What does IV iodinated contrast media cause?

decreased renal fx

39

Effects of metformin:

1) decreased gluconeogenesis
2) increased skeletal muscle glucose uptake
3) decreased intestinal glucose absorption

40

What are metformin's advantages over sulfonylureas?
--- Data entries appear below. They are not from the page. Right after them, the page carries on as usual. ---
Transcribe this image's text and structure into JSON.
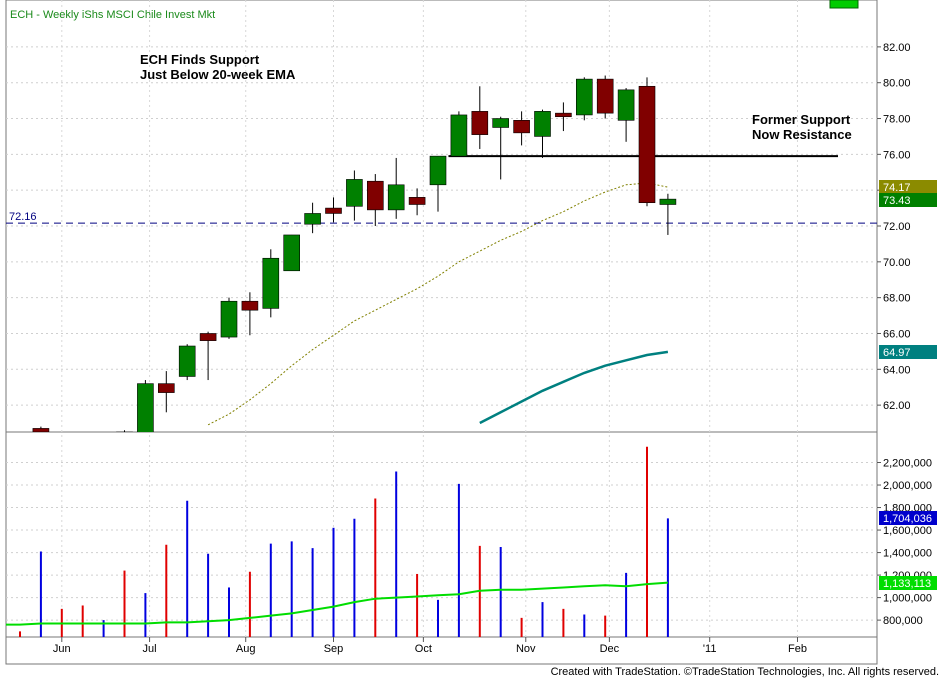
{
  "title": "ECH - Weekly  iShs MSCI Chile Invest Mkt",
  "credit": "Created with TradeStation. ©TradeStation Technologies, Inc. All rights reserved.",
  "chart_data": [
    {
      "type": "candlestick",
      "panel": "price",
      "ylim": [
        60.5,
        83.5
      ],
      "y_ticks": [
        "82.00",
        "80.00",
        "78.00",
        "76.00",
        "74.00",
        "72.00",
        "70.00",
        "68.00",
        "66.00",
        "64.00",
        "62.00"
      ],
      "x_ticks": [
        "Jun",
        "Jul",
        "Aug",
        "Sep",
        "Oct",
        "Nov",
        "Dec",
        "'11",
        "Feb"
      ],
      "candles": [
        {
          "open": 60.4,
          "close": 60.4,
          "high": 60.5,
          "low": 60.3
        },
        {
          "open": 60.7,
          "close": 60.5,
          "high": 60.8,
          "low": 60.3
        },
        {
          "open": 60.4,
          "close": 60.4,
          "high": 60.4,
          "low": 60.3
        },
        {
          "open": 60.4,
          "close": 60.4,
          "high": 60.4,
          "low": 60.3
        },
        {
          "open": 60.4,
          "close": 60.4,
          "high": 60.4,
          "low": 60.3
        },
        {
          "open": 60.5,
          "close": 60.5,
          "high": 60.6,
          "low": 60.3
        },
        {
          "open": 60.4,
          "close": 63.2,
          "high": 63.4,
          "low": 60.3
        },
        {
          "open": 63.2,
          "close": 62.7,
          "high": 63.9,
          "low": 61.6
        },
        {
          "open": 63.6,
          "close": 65.3,
          "high": 65.4,
          "low": 63.4
        },
        {
          "open": 66.0,
          "close": 65.6,
          "high": 66.1,
          "low": 63.4
        },
        {
          "open": 65.8,
          "close": 67.8,
          "high": 68.0,
          "low": 65.7
        },
        {
          "open": 67.8,
          "close": 67.3,
          "high": 68.3,
          "low": 65.9
        },
        {
          "open": 67.4,
          "close": 70.2,
          "high": 70.7,
          "low": 66.9
        },
        {
          "open": 69.5,
          "close": 71.5,
          "high": 71.5,
          "low": 69.5
        },
        {
          "open": 72.1,
          "close": 72.7,
          "high": 73.3,
          "low": 71.6
        },
        {
          "open": 73.0,
          "close": 72.7,
          "high": 73.6,
          "low": 72.2
        },
        {
          "open": 73.1,
          "close": 74.6,
          "high": 75.1,
          "low": 72.3
        },
        {
          "open": 74.5,
          "close": 72.9,
          "high": 74.9,
          "low": 72.0
        },
        {
          "open": 72.9,
          "close": 74.3,
          "high": 75.8,
          "low": 72.4
        },
        {
          "open": 73.6,
          "close": 73.2,
          "high": 74.1,
          "low": 72.6
        },
        {
          "open": 74.3,
          "close": 75.9,
          "high": 75.9,
          "low": 72.8
        },
        {
          "open": 75.9,
          "close": 78.2,
          "high": 78.4,
          "low": 75.9
        },
        {
          "open": 78.4,
          "close": 77.1,
          "high": 79.8,
          "low": 76.3
        },
        {
          "open": 77.5,
          "close": 78.0,
          "high": 78.1,
          "low": 74.6
        },
        {
          "open": 77.9,
          "close": 77.2,
          "high": 78.4,
          "low": 76.5
        },
        {
          "open": 77.0,
          "close": 78.4,
          "high": 78.5,
          "low": 75.8
        },
        {
          "open": 78.3,
          "close": 78.1,
          "high": 78.9,
          "low": 77.3
        },
        {
          "open": 78.2,
          "close": 80.2,
          "high": 80.3,
          "low": 77.9
        },
        {
          "open": 80.2,
          "close": 78.3,
          "high": 80.4,
          "low": 78.0
        },
        {
          "open": 77.9,
          "close": 79.6,
          "high": 79.7,
          "low": 76.7
        },
        {
          "open": 79.8,
          "close": 73.3,
          "high": 80.3,
          "low": 73.1
        },
        {
          "open": 73.2,
          "close": 73.5,
          "high": 73.8,
          "low": 71.5
        }
      ],
      "series": [
        {
          "name": "20-week EMA",
          "color": "#808000",
          "values": [
            null,
            null,
            null,
            null,
            null,
            null,
            null,
            null,
            null,
            60.9,
            61.5,
            62.3,
            63.2,
            64.2,
            65.1,
            65.9,
            66.7,
            67.3,
            67.9,
            68.5,
            69.2,
            70.0,
            70.6,
            71.2,
            71.7,
            72.3,
            72.8,
            73.4,
            73.9,
            74.3,
            74.4,
            74.17
          ],
          "last_label": "74.17"
        },
        {
          "name": "Long MA",
          "color": "#008080",
          "values": [
            null,
            null,
            null,
            null,
            null,
            null,
            null,
            null,
            null,
            null,
            null,
            null,
            null,
            null,
            null,
            null,
            null,
            null,
            null,
            null,
            null,
            null,
            61.0,
            61.6,
            62.2,
            62.8,
            63.3,
            63.8,
            64.2,
            64.5,
            64.8,
            64.97
          ],
          "last_label": "64.97"
        }
      ],
      "last_price": "73.43",
      "reference_line": {
        "value": 72.16,
        "label": "72.16"
      },
      "resistance_line": {
        "value": 75.9
      },
      "annotations": [
        {
          "lines": [
            "ECH Finds Support",
            "Just Below 20-week EMA"
          ]
        },
        {
          "lines": [
            "Former Support",
            "Now Resistance"
          ]
        }
      ]
    },
    {
      "type": "bar",
      "panel": "volume",
      "ylim": [
        650000,
        2400000
      ],
      "y_ticks": [
        "2,200,000",
        "2,000,000",
        "1,800,000",
        "1,600,000",
        "1,400,000",
        "1,200,000",
        "1,000,000",
        "800,000"
      ],
      "values": [
        700000,
        1410000,
        900000,
        930000,
        800000,
        1240000,
        1040000,
        1470000,
        1860000,
        1390000,
        1090000,
        1230000,
        1480000,
        1500000,
        1440000,
        1620000,
        1700000,
        1880000,
        2120000,
        1210000,
        980000,
        2010000,
        1460000,
        1450000,
        820000,
        960000,
        900000,
        850000,
        840000,
        1220000,
        2340000,
        1704036
      ],
      "colors": [
        "red",
        "blue",
        "red",
        "red",
        "blue",
        "red",
        "blue",
        "red",
        "blue",
        "blue",
        "blue",
        "red",
        "blue",
        "blue",
        "blue",
        "blue",
        "blue",
        "red",
        "blue",
        "red",
        "blue",
        "blue",
        "red",
        "blue",
        "red",
        "blue",
        "red",
        "blue",
        "red",
        "blue",
        "red",
        "blue"
      ],
      "last_value_label": "1,704,036",
      "average": {
        "values": [
          760000,
          770000,
          770000,
          770000,
          770000,
          770000,
          770000,
          780000,
          780000,
          790000,
          800000,
          820000,
          840000,
          860000,
          890000,
          920000,
          960000,
          990000,
          1000000,
          1010000,
          1020000,
          1030000,
          1060000,
          1070000,
          1070000,
          1080000,
          1090000,
          1100000,
          1110000,
          1100000,
          1120000,
          1133113
        ],
        "last_label": "1,133,113"
      }
    }
  ]
}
1) no increase in insulin (less hypoglycemia)
2) effective for 2-5 yrs
3) positive TG, cholesterol changes
4) no weight gain
5) delays progression

41

How is metformin excreted?

unchanged renally
-- secreted via OCT2
-- adjust if concomitant cationic drug

42

What is OCT2?

Organic cation transporter 2

43

What is protein-binding quality of metformin?

none in plasma

44

Dosing of glyburide:

24hr duration = QD or BID

45

Duration of micronized glyburide:

12 hrs

46

Duration and t1/2 + dosing of glimepiride:

t1/2 = 10 hr
duration = 24 hr (QD dosing)

47

t1/2 and duration of glipizide

3 hr; duration = 12 hr

48

How is glipizide supplied?

conventional and XL

49

compare F among 2nd gen sulfonylureas:

1) glyburide: poor/variable
2) micronized glyburide: quick/consistent
3) glipizide: rapid/consistent
4) glimepiride: quick/consistent

50

How does glimepiride compare to glyburide?

equivalent clinically...
glimepiride = lower insulin/C-peptide
glimepiride = increased glucose uptake

51

What sulfonylureas should be used with caution in renal impairment (hypoglycemia)?

glyburide and glimepiride

52

Which sulfonylureas should be adjusted in hepatic impairment?